Given $y\in L^2[0,1]$, Solve the equation: $$x(t)-3\int_0^1(s+t)x(s)ds=y(t)$$
I have noticed that the equation is $(I-K)(x(t))=y(t)$, where $K(f(t))=\int_0^13(s+t)f(s)ds$ is a compact integral operator in $L^2[0,1]$, so Fredholm alternative is an idea.
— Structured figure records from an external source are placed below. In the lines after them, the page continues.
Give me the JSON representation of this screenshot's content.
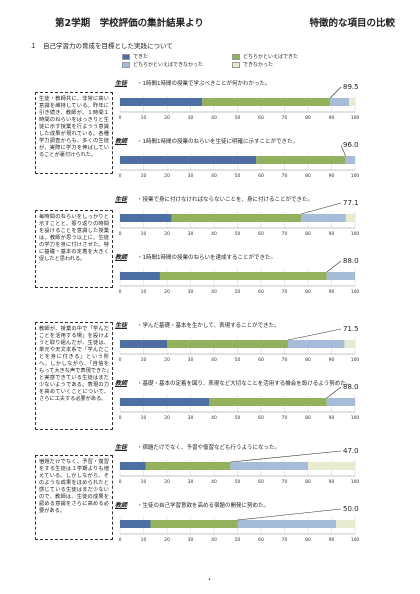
{
  "title": "第2学期　学校評価の集計結果より",
  "title_right": "特徴的な項目の比較",
  "section_heading": "１　自己学習力の育成を目標とした実践について",
  "legend": [
    {
      "label": "できた",
      "color": "#4e6fa3"
    },
    {
      "label": "どちらかといえばできた",
      "color": "#94b15e"
    },
    {
      "label": "どちらかといえばできなかった",
      "color": "#a6bcd8"
    },
    {
      "label": "できなかった",
      "color": "#e7ecd0"
    }
  ],
  "axis_ticks": [
    "0",
    "10",
    "20",
    "30",
    "40",
    "50",
    "60",
    "70",
    "80",
    "90",
    "100"
  ],
  "comments": [
    "生徒・教師共に、非常に高い意識を維持している。昨年に引き続き、教師が、１時間１時間のねらいをはっきりと生徒に示す授業を行ようう意識した成果が現れている。各種学力調査からも、多くの生徒が、実際に学力を伸ばしていることが裏付けられた。",
    "毎時間のねらいをしっかりと示すことと、振り返りの時間を設けることを意識した授業は、教師が思う以上に、生徒の学力を身に付けさせた。特に基礎・基本の定着を大きく促したと思われる。",
    "教師が、授業の中で「学んだことを活用する場」を設けようと取り組んだが、生徒は、単元や天文本系で「学んだことを身に付きる」という所へ。しかしながら、「自信をもって大きな声で表現できた」と実感できている生徒はまだ少ないようである。表現の力を高めていくことについて、さらに工夫する必要がある。",
    "宿題だけでなく、予習・復習をする生徒は１学期よりも増えている。しかしながら、そのような成果をほめられたと感じている生徒はまだ少ないので、教師は、生徒の成果を認める意識をさらに高める必要がある。"
  ],
  "chart_data": [
    {
      "type": "bar",
      "group": "生徒",
      "label": "・1時間1時間の授業で学ぶべきことが何かわかった。",
      "values": [
        35,
        54.5,
        8,
        2.5
      ],
      "pct": "89.5",
      "xlim": [
        0,
        100
      ]
    },
    {
      "type": "bar",
      "group": "教師",
      "label": "・1時間1時間の授業のねらいを生徒に明確に示すことができた。",
      "values": [
        58,
        38,
        4,
        0
      ],
      "pct": "96.0",
      "xlim": [
        0,
        100
      ]
    },
    {
      "type": "bar",
      "group": "生徒",
      "label": "・授業で身に付けなければならないことを、身に付けることができた。",
      "values": [
        22,
        55.1,
        19,
        3.9
      ],
      "pct": "77.1",
      "xlim": [
        0,
        100
      ]
    },
    {
      "type": "bar",
      "group": "教師",
      "label": "・1時間1時間の授業のねらいを達成することができた。",
      "values": [
        17,
        71,
        12,
        0
      ],
      "pct": "88.0",
      "xlim": [
        0,
        100
      ]
    },
    {
      "type": "bar",
      "group": "生徒",
      "label": "・学んだ基礎・基本を生かして、表現することができた。",
      "values": [
        20,
        51.5,
        24,
        4.5
      ],
      "pct": "71.5",
      "xlim": [
        0,
        100
      ]
    },
    {
      "type": "bar",
      "group": "教師",
      "label": "・基礎・基本の定着を図り、表現など大切なことを活用する機会を設けるよう努めた。",
      "values": [
        38,
        50,
        12,
        0
      ],
      "pct": "88.0",
      "xlim": [
        0,
        100
      ]
    },
    {
      "type": "bar",
      "group": "生徒",
      "label": "・宿題だけでなく、予習や復習なども行うようになった。",
      "values": [
        11,
        36,
        33,
        20
      ],
      "pct": "47.0",
      "xlim": [
        0,
        100
      ]
    },
    {
      "type": "bar",
      "group": "教師",
      "label": "・生徒の自己学習意欲を高める宿題の開発に努めた。",
      "values": [
        13,
        37,
        42,
        8
      ],
      "pct": "50.0",
      "xlim": [
        0,
        100
      ]
    }
  ]
}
I don't know how to continue with the homogeneous equation $(I-K)(x(t))=0$. How can I get a solution to the inhomogeneous equation?
Thanks!
$\newcommand{\+}{^{\dagger}} \newcommand{\angles}[1]{\left\langle\, #1 \,\right\rangle} \newcommand{\braces}[1]{\left\lbrace\, #1 \,\right\rbrace} \newcommand{\bracks}[1]{\left\lbrack\, #1 \,\right\rbrack} \newcommand{\ceil}[1]{\,\left\lceil\, #1 \,\right\rceil\,} \newcommand{\dd}{{\rm d}} \newcommand{\down}{\downarrow} \newcommand{\ds}[1]{\displaystyle{#1}} \newcommand{\expo}[1]{\,{\rm e}^{#1}\,} \newcommand{\fermi}{\,{\rm f}} \newcommand{\floor}[1]{\,\left\lfloor #1 \right\rfloor\,} \newcommand{\half}{{1 \over 2}} \newcommand{\ic}{{\rm i}} \newcommand{\iff}{\Longleftrightarrow} \newcommand{\imp}{\Longrightarrow} \newcommand{\isdiv}{\,\left.\right\vert\,} \newcommand{\ket}[1]{\left\vert #1\right\rangle} \newcommand{\ol}[1]{\overline{#1}} \newcommand{\pars}[1]{\left(\, #1 \,\right)} \newcommand{\partiald}[3][]{\frac{\partial^{#1} #2}{\partial #3^{#1}}} \newcommand{\pp}{{\cal P}} \newcommand{\root}[2][]{\,\sqrt[#1]{\vphantom{\large A}\,#2\,}\,} \newcommand{\sech}{\,{\rm sech}} \newcommand{\sgn}{\,{\rm sgn}} \newcommand{\totald}[3][]{\frac{{\rm d}^{#1} #2}{{\rm d} #3^{#1}}} \newcommand{\ul}[1]{\underline{#1}} \newcommand{\verts}[1]{\left\vert\, #1 \,\right\vert} \newcommand{\wt}[1]{\widetilde{#1}}$ $\ds{{\rm x}\pars{t} -3\int_{0}^{1}\pars{s + t}{\rm x}\pars{s}\,\dd s ={\rm y}\pars{t}}$
\begin{align} \color{#66f}{\large{\rm x}\pars{t}}&= \color{#66f}{\large 3\mu + 3\nu t + {\rm y}\pars{t}}\,,\qquad \mu \equiv \int_{0}^{1}s{\rm x}\pars{s}\,\dd s\,,\quad \nu\equiv\int_{0}^{1}{\rm x}\pars{s}\,\dd s \end{align}
\begin{align} \mu &=\int_{0}^{1}s\bracks{3\mu + 3\nu s + {\rm y}\pars{s}}\,\dd s ={3 \over 2}\,\mu + \nu + \phi\,,\qquad \color{#66f}{\large\phi}\equiv \color{#66f}{\large\int_{0}^{1}s{\rm y}\pars{s}\,\dd s} \\[3mm] \nu &=\int_{0}^{1}\bracks{3\mu + 3\nu s + {\rm y}\pars{s}}\,\dd s =3\mu + {3 \over 2}\,\nu + \varphi\,,\qquad \color{#66f}{\large\varphi}\equiv\color{#66f}{\large% \int_{0}^{1}{\rm y}\pars{s}\,\dd s} \end{align}
$$ \left.\begin{array}{rcrcl} -\,\half\,\mu & - & \nu & = & \phi \\ -3\mu & - & \half\,\nu & = & \varphi \end{array}\right\rbrace\qquad\imp\qquad\color{#66f}{\large% \left\lbrace\begin{array}{rcr} \mu & = & {2 \over 11}\,\pars{\phi - 2\varphi} \\[2mm] \nu & = & -\,{2 \over 11}\,\pars{6\phi - \varphi} \end{array}\right.} $$